Articles of Interest

Monday, October 18, 2004

Consumer media usage - Joe Mandese

Folio: The Magazine for Magazine Management: To Hit Rosy Growth Projections, Mags Need a Year-End Surge - projections for the results for consumer magazines for 2003 - Industry Overview

It's time for prognosticators to update their predictions for the fourth quarter and beyond. And, depending on who you talk to, 2003 will go down as a decent year for consumer magazines - or mediocre at best. At least that's what the three leading industry forecasters - Universal McCann, Zenith Optimedia, and Veronis Suhler Stevenson - would suggest.

On the high end, Universal has consumer magazine ad spending rising 7.0% over 2002. But such optimism is partly due to easy comparisons with the losses of 2002 and 2001, and that outlook seems a bit rosy, given that total U.S. ad spending is projected to rise at half that rate.

Magazine Ad Spending Outlook

Universal is certainly wildly bullish compared with Zenith Optimedia, which projects a 3.0% gain in 2003 and Veronis Suhler Stevenson, which sees a 2.3% gain for the year.

In fact, without some breakout sales in the second half, all of these scenarios may be too rosy. Based on the first seven months of data from Publishers Information Bureau, the industry was on course for a puny 0.2 % increase.
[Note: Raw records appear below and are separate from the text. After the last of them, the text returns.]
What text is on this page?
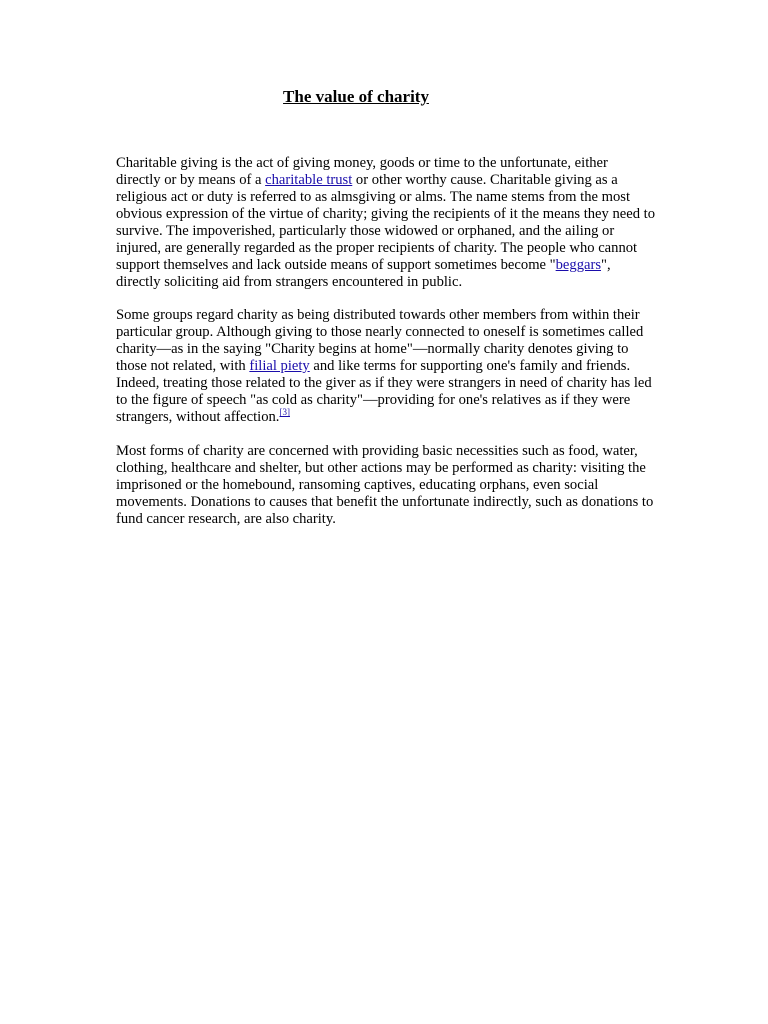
The value of charity

Charitable giving is the act of giving money, goods or time to the unfortunate, either directly or by means of a charitable trust or other worthy cause. Charitable giving as a religious act or duty is referred to as almsgiving or alms. The name stems from the most obvious expression of the virtue of charity; giving the recipients of it the means they need to survive. The impoverished, particularly those widowed or orphaned, and the ailing or injured, are generally regarded as the proper recipients of charity. The people who cannot support themselves and lack outside means of support sometimes become "beggars", directly soliciting aid from strangers encountered in public.

Some groups regard charity as being distributed towards other members from within their particular group. Although giving to those nearly connected to oneself is sometimes called charity—as in the saying "Charity begins at home"—normally charity denotes giving to those not related, with filial piety and like terms for supporting one's family and friends. Indeed, treating those related to the giver as if they were strangers in need of charity has led to the figure of speech "as cold as charity"—providing for one's relatives as if they were strangers, without affection.[3]

Most forms of charity are concerned with providing basic necessities such as food, water, clothing, healthcare and shelter, but other actions may be performed as charity: visiting the imprisoned or the homebound, ransoming captives, educating orphans, even social movements. Donations to causes that benefit the unfortunate indirectly, such as donations to fund cancer research, are also charity.
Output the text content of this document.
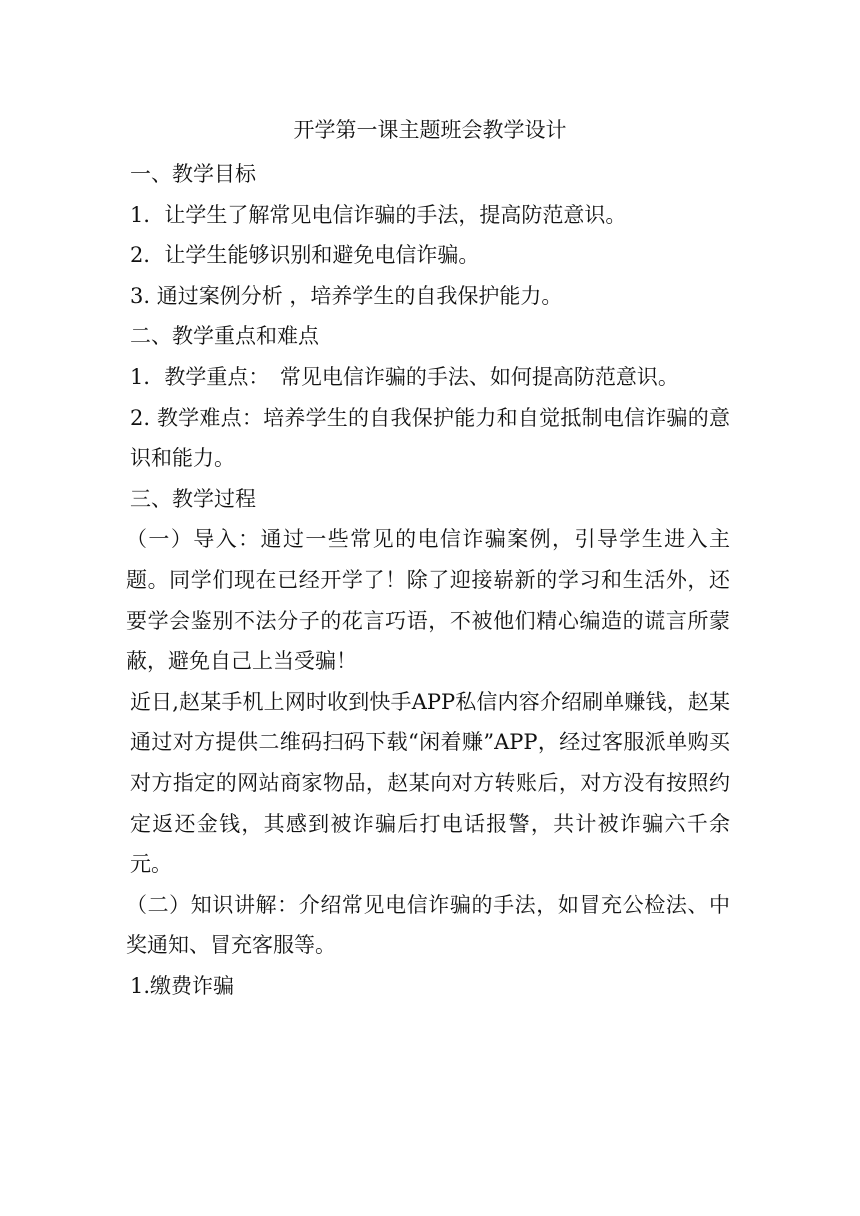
开学第一课主题班会教学设计

一、教学目标

1．让学生了解常见电信诈骗的手法，提高防范意识。

2．让学生能够识别和避免电信诈骗。

3. 通过案例分析 ，培养学生的自我保护能力。

二、教学重点和难点

1．教学重点：　常见电信诈骗的手法、如何提高防范意识。

2. 教学难点：培养学生的自我保护能力和自觉抵制电信诈骗的意识和能力。

三、教学过程

（一）导入：通过一些常见的电信诈骗案例，引导学生进入主题。同学们现在已经开学了！除了迎接崭新的学习和生活外，还要学会鉴别不法分子的花言巧语，不被他们精心编造的谎言所蒙蔽，避免自己上当受骗！

近日,赵某手机上网时收到快手APP私信内容介绍刷单赚钱，赵某通过对方提供二维码扫码下载“闲着赚”APP，经过客服派单购买对方指定的网站商家物品，赵某向对方转账后，对方没有按照约定返还金钱，其感到被诈骗后打电话报警，共计被诈骗六千余元。

（二）知识讲解：介绍常见电信诈骗的手法，如冒充公检法、中奖通知、冒充客服等。

1.缴费诈骗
The picture for 2004 and beyond also varies. Universal has yet to release a 2004 magazine outlook, but Zenith predicts magazine ad spending will again rise 3.0% next year; Veronis predicts it will rebound 7.2%. In fact, Veronis anticipates ad demand will remain strong and sustainable through 2007 (see table), the last year of its current long-term forecast. While Zenith doesn't look quite that far out, it does see a modest improvement in 2005, when it sees magazine ad spending rising 4.0%.

Ad Dollars Per Consumer Hour With Media

One reason Veronis has a rosy long-term outlook is that it pays close attention to how magazines compete with other media. The two key metrics are time spent with a medium and a newer metric the magazine industry has dubbed "wantedness." Based on the first, magazines perform pretty badly. Of the five major media - TV, radio, newspapers, magazines, and the Internet - consumer magazines rank last in terms of per capita time: 123 hours per person per year. By comparison, the average consumer watches 1,726 hours of television each year.
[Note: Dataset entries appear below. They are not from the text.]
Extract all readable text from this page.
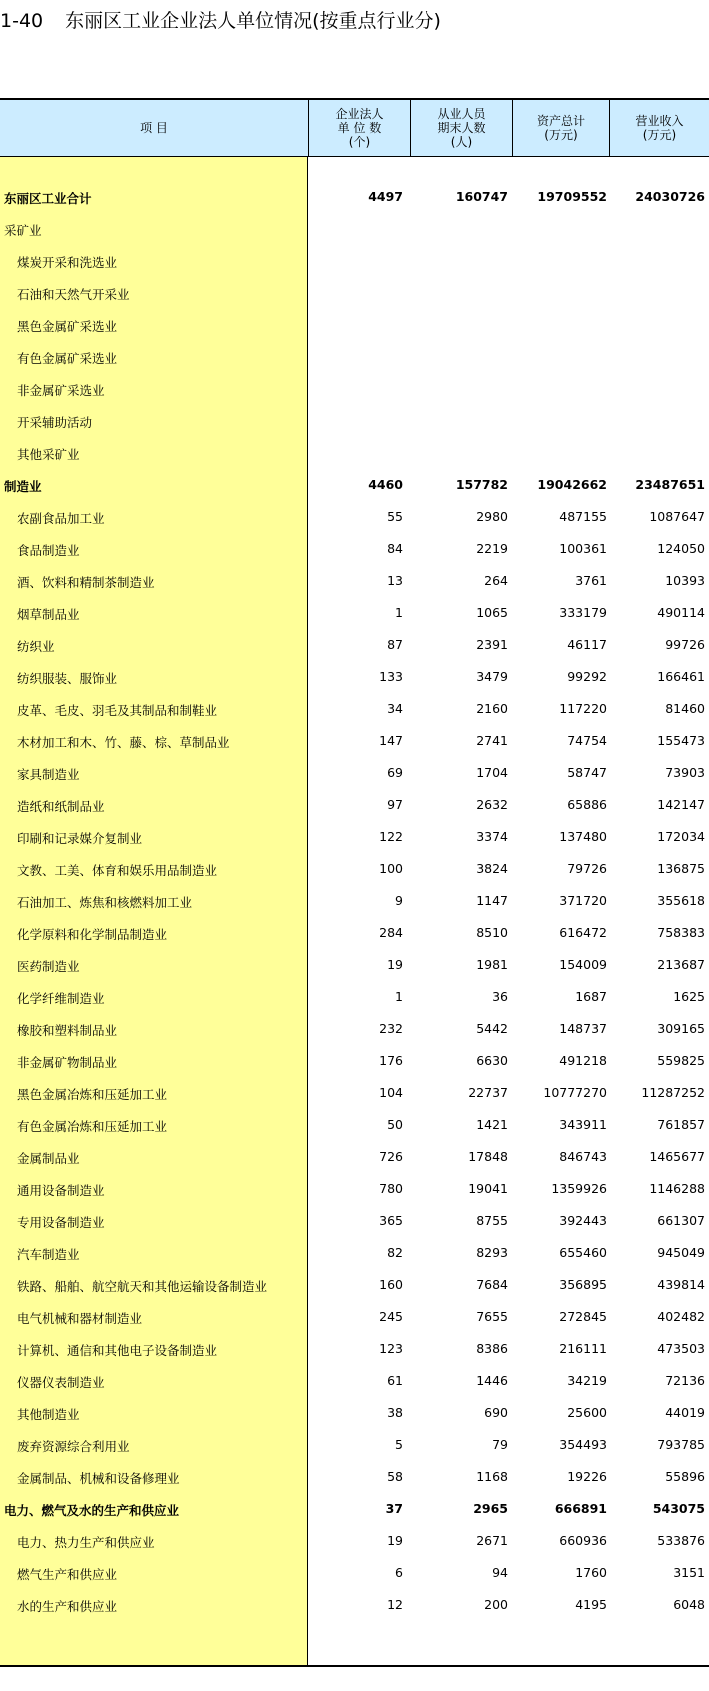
1-40 东丽区工业企业法人单位情况(按重点行业分)
项 目
企业法人
单 位 数
(个)
从业人员
期末人数
(人)
资产总计
(万元)
营业收入
(万元)
东丽区工业合计	4497	160747 19709552 24030726
采矿业
煤炭开采和洗选业
石油和天然气开采业
黑色金属矿采选业
有色金属矿采选业
非金属矿采选业
开采辅助活动
其他采矿业
制造业	4460	157782 19042662 23487651
农副食品加工业	55	2980	487155	1087647
食品制造业	84	2219	100361	124050
酒、饮料和精制茶制造业	13	264	3761	10393
烟草制品业	1	1065	333179	490114
纺织业	87	2391	46117	99726
纺织服装、服饰业	133	3479	99292	166461
皮革、毛皮、羽毛及其制品和制鞋业	34	2160	117220	81460
木材加工和木、竹、藤、棕、草制品业	147	2741	74754	155473
家具制造业	69	1704	58747	73903
造纸和纸制品业	97	2632	65886	142147
印刷和记录媒介复制业	122	3374	137480	172034
文教、工美、体育和娱乐用品制造业	100	3824	79726	136875
石油加工、炼焦和核燃料加工业	9	1147	371720	355618
化学原料和化学制品制造业	284	8510	616472	758383
医药制造业	19	1981	154009	213687
化学纤维制造业	1	36	1687	1625
橡胶和塑料制品业	232	5442	148737	309165
非金属矿物制品业	176	6630	491218	559825
黑色金属冶炼和压延加工业	104	22737	10777270	11287252
有色金属冶炼和压延加工业	50	1421	343911	761857
金属制品业	726	17848	846743	1465677
通用设备制造业	780	19041	1359926	1146288
专用设备制造业	365	8755	392443	661307
汽车制造业	82	8293	655460	945049
铁路、船舶、航空航天和其他运输设备制造业	160	7684	356895	439814
电气机械和器材制造业	245	7655	272845	402482
计算机、通信和其他电子设备制造业	123	8386	216111	473503
仪器仪表制造业	61	1446	34219	72136
其他制造业	38	690	25600	44019
废弃资源综合利用业	5	79	354493	793785
金属制品、机械和设备修理业	58	1168	19226	55896
电力、燃气及水的生产和供应业	37	2965	666891	543075
电力、热力生产和供应业	19	2671	660936	533876
燃气生产和供应业	6	94	1760	3151
水的生产和供应业	12	200	4195	6048
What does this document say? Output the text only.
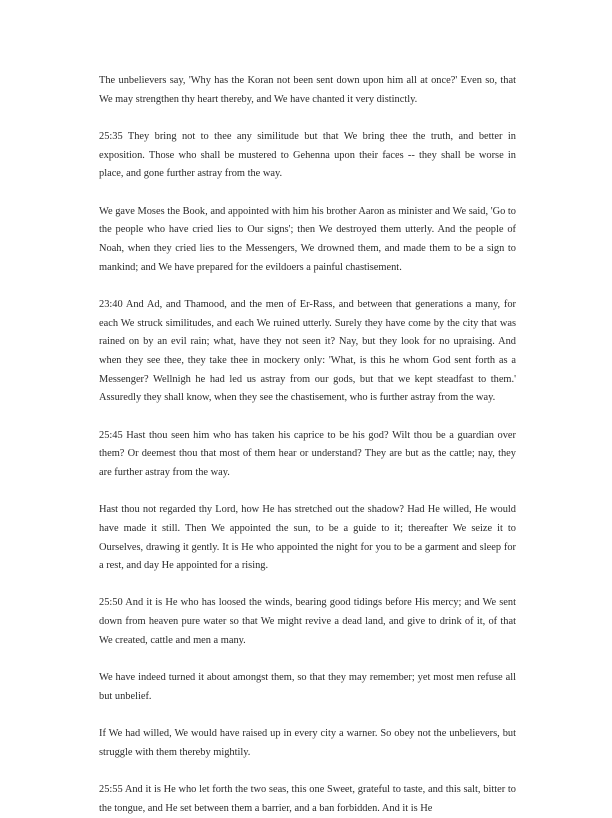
The unbelievers say, 'Why has the Koran not been sent down upon him all at once?' Even so, that We may strengthen thy heart thereby, and We have chanted it very distinctly.

25:35 They bring not to thee any similitude but that We bring thee the truth, and better in exposition. Those who shall be mustered to Gehenna upon their faces -- they shall be worse in place, and gone further astray from the way.

We gave Moses the Book, and appointed with him his brother Aaron as minister and We said, 'Go to the people who have cried lies to Our signs'; then We destroyed them utterly. And the people of Noah, when they cried lies to the Messengers, We drowned them, and made them to be a sign to mankind; and We have prepared for the evildoers a painful chastisement.

23:40 And Ad, and Thamood, and the men of Er-Rass, and between that generations a many, for each We struck similitudes, and each We ruined utterly. Surely they have come by the city that was rained on by an evil rain; what, have they not seen it? Nay, but they look for no upraising. And when they see thee, they take thee in mockery only: 'What, is this he whom God sent forth as a Messenger? Wellnigh he had led us astray from our gods, but that we kept steadfast to them.' Assuredly they shall know, when they see the chastisement, who is further astray from the way.

25:45 Hast thou seen him who has taken his caprice to be his god? Wilt thou be a guardian over them? Or deemest thou that most of them hear or understand? They are but as the cattle; nay, they are further astray from the way.

Hast thou not regarded thy Lord, how He has stretched out the shadow? Had He willed, He would have made it still. Then We appointed the sun, to be a guide to it; thereafter We seize it to Ourselves, drawing it gently. It is He who appointed the night for you to be a garment and sleep for a rest, and day He appointed for a rising.

25:50 And it is He who has loosed the winds, bearing good tidings before His mercy; and We sent down from heaven pure water so that We might revive a dead land, and give to drink of it, of that We created, cattle and men a many.

We have indeed turned it about amongst them, so that they may remember; yet most men refuse all but unbelief.

If We had willed, We would have raised up in every city a warner. So obey not the unbelievers, but struggle with them thereby mightily.

25:55 And it is He who let forth the two seas, this one Sweet, grateful to taste, and this salt, bitter to the tongue, and He set between them a barrier, and a ban forbidden. And it is He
If that were the end of the story, the outlook for consumer magazines would be grim, indeed. But when you factor in another component of the Veronis data - how much people pay for the media they consume - the picture brightens considerably for magazines. The amount consumers pay for media is considered a vital component of so-called wantedness, and although magazines are consumed relatively few hours per year, the relative amount consumers pay for those hours - 38 cents - is the highest of any traditional medium.
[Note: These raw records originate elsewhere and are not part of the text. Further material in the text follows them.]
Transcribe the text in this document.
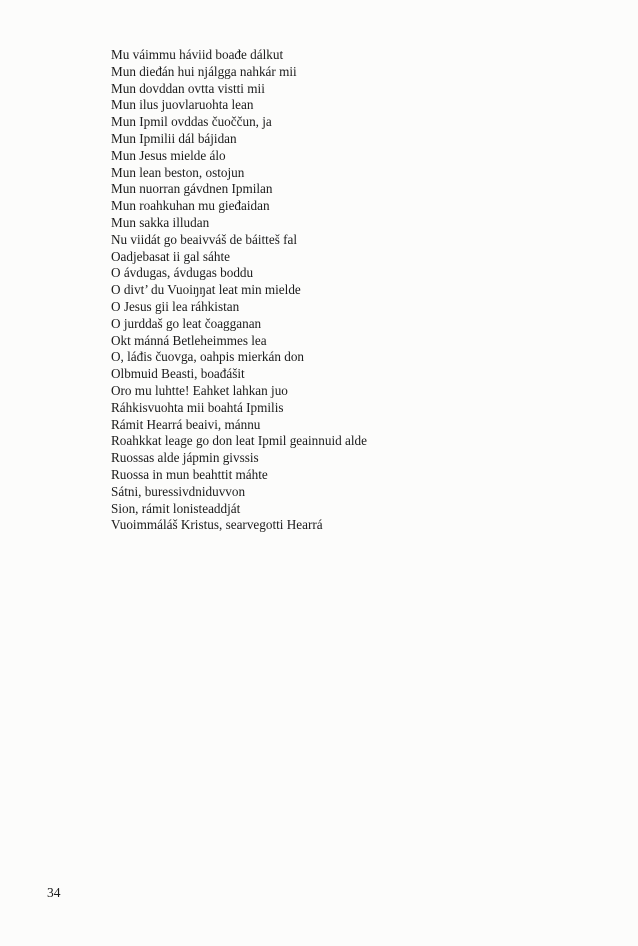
Mu váimmu háviid boađe dálkut
Mun dieđán hui njálgga nahkár mii
Mun dovddan ovtta vistti mii
Mun ilus juovlaruohta lean
Mun Ipmil ovddas čuoččun, ja
Mun Ipmilii dál bájidan
Mun Jesus mielde álo
Mun lean beston, ostojun
Mun nuorran gávdnen Ipmilan
Mun roahkuhan mu gieđaidan
Mun sakka illudan
Nu viidát go beaivváš de báitteš fal
Oadjebasat ii gal sáhte
O ávdugas, ávdugas boddu
O divt’ du Vuoiŋŋat leat min mielde
O Jesus gii lea ráhkistan
O jurddaš go leat čoagganan
Okt mánná Betleheimmes lea
O, láđis čuovga, oahpis mierkán don
Olbmuid Beasti, boađášit
Oro mu luhtte! Eahket lahkan juo
Ráhkisvuohta mii boahtá Ipmilis
Rámit Hearrá beaivi, mánnu
Roahkkat leage go don leat Ipmil geainnuid alde
Ruossas alde jápmin givssis
Ruossa in mun beahttit máhte
Sátni, buressivdniduvvon
Sion, rámit lonisteaddját
Vuoimmáláš Kristus, searvegotti Hearrá
34
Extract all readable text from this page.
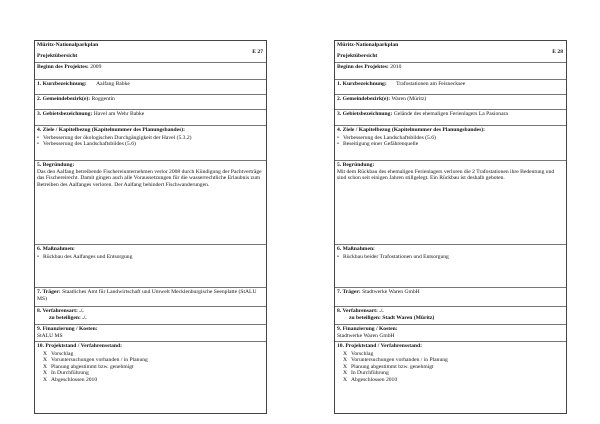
Müritz-Nationalparkplan
Projektübersicht
E 27
Beginn des Projektes: 2009
1. Kurzbezeichnung: Aalfang Babke
2. Gemeindebezirk(e): Roggentin
3. Gebietsbezeichnung: Havel am Wehr Babke
4. Ziele / Kapitelbezug (Kapitelnummer des Planungsbandes):
• Verbesserung der ökologischen Durchgängigkeit der Havel (5.3.2)
• Verbesserung des Landschaftsbildes (5.6)
5. Begründung:
Das den Aalfang betreibende Fischereiunternehmen verlor 2008 durch Kündigung der Pachtverträge das Fischereirecht. Damit gingen auch alle Voraussetzungen für die wasserrechtliche Erlaubnis zum Betreiben des Aalfanges verloren. Der Aalfang behindert Fischwanderungen.
6. Maßnahmen:
• Rückbau des Aalfanges und Entsorgung
7. Träger: Staatliches Amt für Landwirtschaft und Umwelt Mecklenburgische Seenplatte (StALU MS)
8. Verfahrensart: ./.
zu beteiligen: ./.
9. Finanzierung / Kosten:
StALU MS
10. Projektstand / Verfahrensstand:
X Vorschlag
X Voruntersuchungen vorhanden / in Planung
X Planung abgestimmt bzw. genehmigt
X In Durchführung
X Abgeschlossen 2010
Müritz-Nationalparkplan
Projektübersicht
E 28
Beginn des Projektes: 2010
1. Kurzbezeichnung: Trafostationen am Feisnecksee
2. Gemeindebezirk(e): Waren (Müritz)
3. Gebietsbezeichnung: Gelände des ehemaligen Ferienlagers La Pasionara
4. Ziele / Kapitelbezug (Kapitelnummer des Planungsbandes):
• Verbesserung des Landschaftsbildes (5.6)
• Beseitigung einer Gefährenquelle
5. Begründung:
Mit dem Rückbau des ehemaligen Ferienlagers verloren die 2 Trafostationen ihre Bedeutung und sind schon seit einigen Jahren stillgelegt. Ein Rückbau ist deshalb geboten.
6. Maßnahmen:
• Rückbau beider Trafostationen und Entsorgung
7. Träger: Stadtwerke Waren GmbH
8. Verfahrensart: ./.
zu beteiligen: Stadt Waren (Müritz)
9. Finanzierung / Kosten:
Stadtwerke Waren GmbH
10. Projektstand / Verfahrensstand:
X Vorschlag
X Voruntersuchungen vorhanden / in Planung
X Planung abgestimmt bzw. genehmigt
X In Durchführung
X Abgeschlossen 2010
By comparison, the average TV hour - the cost of cable or satellite TV - costs only 14 cents per person per year, the same as the average of the major consumer media. Radio is an even bigger bargain and presumably a greater "wantedness" question mark to Madison Avenue. It's free.

Only the other print medium - newspapers - rivals magazines in terms of the amount consumers pay per hour: 31 cents. And the only major medium to surpass print's relative consumer value is the Internet, at 58 cents per hour.